As the opioid epidemic sweeps the nation, police and federal agents are on the hunt for drug traffickers and dealers. A recent record-breaking bust discovered nearly 195 pounds of fentanyl, an opioid 50 times stronger than heroin. One sting netted 32 million lethal doses of the drug, which has been responsible for an increasing number of overdose deaths.
Four people were arrested after busts in August and September, at a time when overdose deaths hit an all-time high in New York’s five boroughs. 75 pounds of heroin and cocaine were also recovered.
Fentanyl is making its way through New York City and the Northeast region at terrifying speed, killing a record number of people. Police and federal agents are working diligently to combat the spread of drugs and save lives.
On August 1, agents seized more than 140 pounds of fentanyl after observing Rogelio Alvardo-Robles and Blanca Flores-Solis receive a suspicious package that appeared to be cocaine from an unknown trafficker at a New Jersey Walmart. After the exchange, the two went to an apartment building in Queens’ Kew Gardens neighborhood, where a DEA agent approached them and seized the drugs. A subsequent search warrant led to the discovery of 97 packages of drugs in suitcases and a purse, 84 of which were either filled with pure fentanyl or heroin laced with the deadly drug. According to authorities, the massive amount of fentanyl had enough doses to cause 32 million deadly overdoses.

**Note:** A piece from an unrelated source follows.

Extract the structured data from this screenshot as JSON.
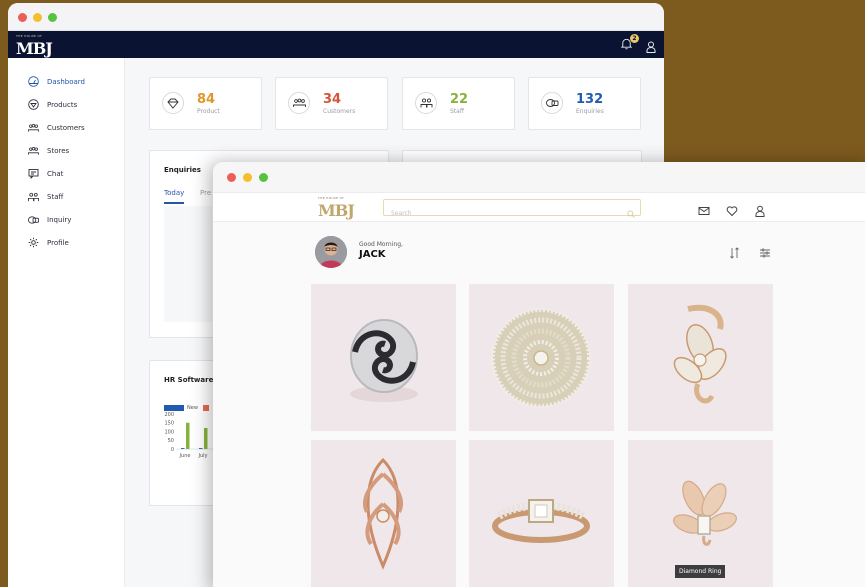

The next bust came on September 5, when authorities seized an additional 53 pounds of fentanyl-laced heroin and 2 pounds of uncut fentanyl during a stop in the Bronx. This came after DEA agents and detectives witnessed Edwin Guzman and Manuel Rivera-Santana retrieve a duffel bag from men inside a tractor trailer before returning to the city. When police got a search warrant, they opened the locked duffel and discovered 24 1-kilogram bricks with the drugs.
Each of the four people arrested in the busts face criminal drug possession charges. Rivera-Santana and Guzman also face conspiracy counts. Prosecutors say the drugs are worth a street value of $30 million, and synthetic opioids like fentanyl resulted in more than 20,000 overdose deaths in 2016.